So I’ve now been at my new job for about 2 months, and there’s a major contrast between my last job and this job.
We’ll start with the negatives because there aren’t many. I’m a remote worker at a company that does most of its collaboration and communication in person, so I’ve had to work hard at staying in touch with the people at the office. It helps that I go down there at least once a month to touch base, and I’m getting to know the folks (and they me) so remote communication is more effective. Also, without anyone checking in with me every day it takes more discipline to buckle down on days when my motivator unit is broken. And I’m currently the only person on my ‘team’ which makes it a little hard to get traction. And I miss all my ex-coworkers.
Now, the positives. Unlike the company I came from, there is no drama here. Of course, it’s replaced by its own special type of politics, of a grown-up type I’m somewhat unaccustomed to. Fortunately I seem to be negotiating these new waters fairly well, and the end result of this environment is that my job is much, much less stressful. Being the only remote worker also means that I’m almost never interrupted for anything, and my velocity when I’m writing code or reading documentation is generally quite high. And working somewhere that brainstorming is a valued activity has given me the opportunity to discover that in fact I’m good at thinking up ideas, when I have some time to do so.

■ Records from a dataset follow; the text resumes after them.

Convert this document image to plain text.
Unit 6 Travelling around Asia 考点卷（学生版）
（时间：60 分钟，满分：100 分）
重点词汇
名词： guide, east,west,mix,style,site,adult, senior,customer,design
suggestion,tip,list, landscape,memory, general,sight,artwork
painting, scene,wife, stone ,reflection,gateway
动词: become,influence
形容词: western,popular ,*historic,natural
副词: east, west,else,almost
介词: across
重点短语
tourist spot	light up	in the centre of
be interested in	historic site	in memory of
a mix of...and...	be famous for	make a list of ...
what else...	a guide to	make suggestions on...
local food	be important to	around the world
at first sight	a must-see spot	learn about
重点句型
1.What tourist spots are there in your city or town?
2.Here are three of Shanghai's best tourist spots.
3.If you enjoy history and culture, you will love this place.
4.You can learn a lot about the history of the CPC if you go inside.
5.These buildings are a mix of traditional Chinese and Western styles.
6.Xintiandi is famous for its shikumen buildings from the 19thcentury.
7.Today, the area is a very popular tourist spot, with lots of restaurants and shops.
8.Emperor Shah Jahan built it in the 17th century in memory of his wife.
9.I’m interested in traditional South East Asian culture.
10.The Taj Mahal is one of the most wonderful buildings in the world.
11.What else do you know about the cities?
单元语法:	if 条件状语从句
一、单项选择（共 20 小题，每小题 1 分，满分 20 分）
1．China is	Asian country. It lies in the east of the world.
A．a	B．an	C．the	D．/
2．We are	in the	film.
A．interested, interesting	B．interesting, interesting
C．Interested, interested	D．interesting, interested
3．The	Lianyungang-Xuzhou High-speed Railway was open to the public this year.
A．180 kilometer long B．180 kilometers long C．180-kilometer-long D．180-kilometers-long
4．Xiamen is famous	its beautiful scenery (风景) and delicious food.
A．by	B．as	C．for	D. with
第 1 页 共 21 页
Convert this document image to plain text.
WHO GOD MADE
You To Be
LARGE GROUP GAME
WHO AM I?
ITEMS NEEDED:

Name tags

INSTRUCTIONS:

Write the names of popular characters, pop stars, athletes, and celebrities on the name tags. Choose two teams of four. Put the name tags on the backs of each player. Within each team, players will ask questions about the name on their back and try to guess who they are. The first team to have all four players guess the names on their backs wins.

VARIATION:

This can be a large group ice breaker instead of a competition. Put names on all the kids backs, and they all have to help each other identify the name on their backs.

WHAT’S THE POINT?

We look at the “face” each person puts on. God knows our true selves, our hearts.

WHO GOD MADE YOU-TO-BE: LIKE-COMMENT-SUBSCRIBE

All in all, the positives far outweigh the negatives, and I feel like I’m learning, contributing, and working in a positive environment. It’s still hard to get out of the habit of feeling horribly guilty if I’m out of contact for a bit, but I’m slowly becoming more relaxed and just enjoying the work I’m doing. It seemed very odd to me, coming from a place of such urgency to a place that seems so much more laid back, but the folks at AMI have the space to think up cool stuff – without that space it’s so much harder to let the magic happen.

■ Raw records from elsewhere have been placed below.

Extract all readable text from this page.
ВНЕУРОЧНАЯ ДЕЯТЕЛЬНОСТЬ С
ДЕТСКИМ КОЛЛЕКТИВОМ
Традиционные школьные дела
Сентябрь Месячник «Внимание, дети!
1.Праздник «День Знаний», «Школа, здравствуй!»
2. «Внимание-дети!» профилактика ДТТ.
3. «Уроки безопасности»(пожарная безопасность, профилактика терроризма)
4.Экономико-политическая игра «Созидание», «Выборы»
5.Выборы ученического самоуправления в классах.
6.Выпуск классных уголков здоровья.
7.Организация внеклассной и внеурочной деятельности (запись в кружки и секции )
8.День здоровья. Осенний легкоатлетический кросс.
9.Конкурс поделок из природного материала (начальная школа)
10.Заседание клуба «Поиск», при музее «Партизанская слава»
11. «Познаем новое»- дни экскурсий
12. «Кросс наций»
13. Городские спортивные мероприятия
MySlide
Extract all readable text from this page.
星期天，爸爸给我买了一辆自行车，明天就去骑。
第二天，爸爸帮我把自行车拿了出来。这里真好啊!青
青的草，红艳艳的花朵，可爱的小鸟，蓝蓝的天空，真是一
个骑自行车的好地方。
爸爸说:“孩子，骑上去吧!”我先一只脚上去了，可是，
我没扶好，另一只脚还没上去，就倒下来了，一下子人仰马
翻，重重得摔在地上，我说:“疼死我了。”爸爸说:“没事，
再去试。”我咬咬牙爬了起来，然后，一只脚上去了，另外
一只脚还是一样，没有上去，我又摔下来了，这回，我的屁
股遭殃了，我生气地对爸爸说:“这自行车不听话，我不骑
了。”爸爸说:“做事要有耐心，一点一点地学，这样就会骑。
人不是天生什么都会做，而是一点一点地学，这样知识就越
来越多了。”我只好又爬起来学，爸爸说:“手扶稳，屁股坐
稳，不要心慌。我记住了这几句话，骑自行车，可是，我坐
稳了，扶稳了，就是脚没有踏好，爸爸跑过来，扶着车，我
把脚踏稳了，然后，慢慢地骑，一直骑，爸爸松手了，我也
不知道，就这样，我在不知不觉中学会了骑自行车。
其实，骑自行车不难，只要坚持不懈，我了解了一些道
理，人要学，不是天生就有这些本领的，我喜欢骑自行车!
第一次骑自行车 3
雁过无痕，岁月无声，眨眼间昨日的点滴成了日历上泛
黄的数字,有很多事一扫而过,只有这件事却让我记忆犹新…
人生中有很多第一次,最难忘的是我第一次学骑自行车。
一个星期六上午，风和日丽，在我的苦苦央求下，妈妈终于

I know that small startups have less space to allow their employees to stop and think and explore, but I wonder if sometimes the need to rush creates more need to rush, and squelches the innovative ideas best suited to an agile, entreprenurial company. I was reminded of this several times when working at Socialtext, when I stopped rushing around for a few days and as a result found the solutions to the problems that had been pestering me for weeks.

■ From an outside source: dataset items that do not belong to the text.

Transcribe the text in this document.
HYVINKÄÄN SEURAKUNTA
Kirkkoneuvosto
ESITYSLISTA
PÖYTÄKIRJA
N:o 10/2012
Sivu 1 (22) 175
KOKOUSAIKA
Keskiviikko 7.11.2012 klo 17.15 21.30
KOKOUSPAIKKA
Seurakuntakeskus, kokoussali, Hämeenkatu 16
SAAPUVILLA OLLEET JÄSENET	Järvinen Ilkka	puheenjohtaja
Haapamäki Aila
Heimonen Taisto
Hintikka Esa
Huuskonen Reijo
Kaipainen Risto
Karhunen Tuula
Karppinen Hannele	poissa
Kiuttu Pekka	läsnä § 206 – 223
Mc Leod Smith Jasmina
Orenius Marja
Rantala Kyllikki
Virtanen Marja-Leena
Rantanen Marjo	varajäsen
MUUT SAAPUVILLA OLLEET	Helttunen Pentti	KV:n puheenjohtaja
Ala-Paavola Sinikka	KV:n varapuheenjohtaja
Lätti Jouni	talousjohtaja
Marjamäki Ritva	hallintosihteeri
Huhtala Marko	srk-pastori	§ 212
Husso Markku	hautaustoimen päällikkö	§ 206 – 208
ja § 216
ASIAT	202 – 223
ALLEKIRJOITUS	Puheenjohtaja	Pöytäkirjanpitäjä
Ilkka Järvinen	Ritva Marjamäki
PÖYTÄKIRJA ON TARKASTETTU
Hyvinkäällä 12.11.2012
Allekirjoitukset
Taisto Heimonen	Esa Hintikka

Companies need to create space for their employees, especially when the employees aren’t good at doing so for themselves. People need to create space for themselves. All of us, all programmers, have found ourselves staring intently at the screen, the zone long past, trying to find the solution to a problem… and then flash on the solution as soon as we step away to feed ourselves and look at the sky. Make space for yourself, and try to help others around you find space for themselves as well.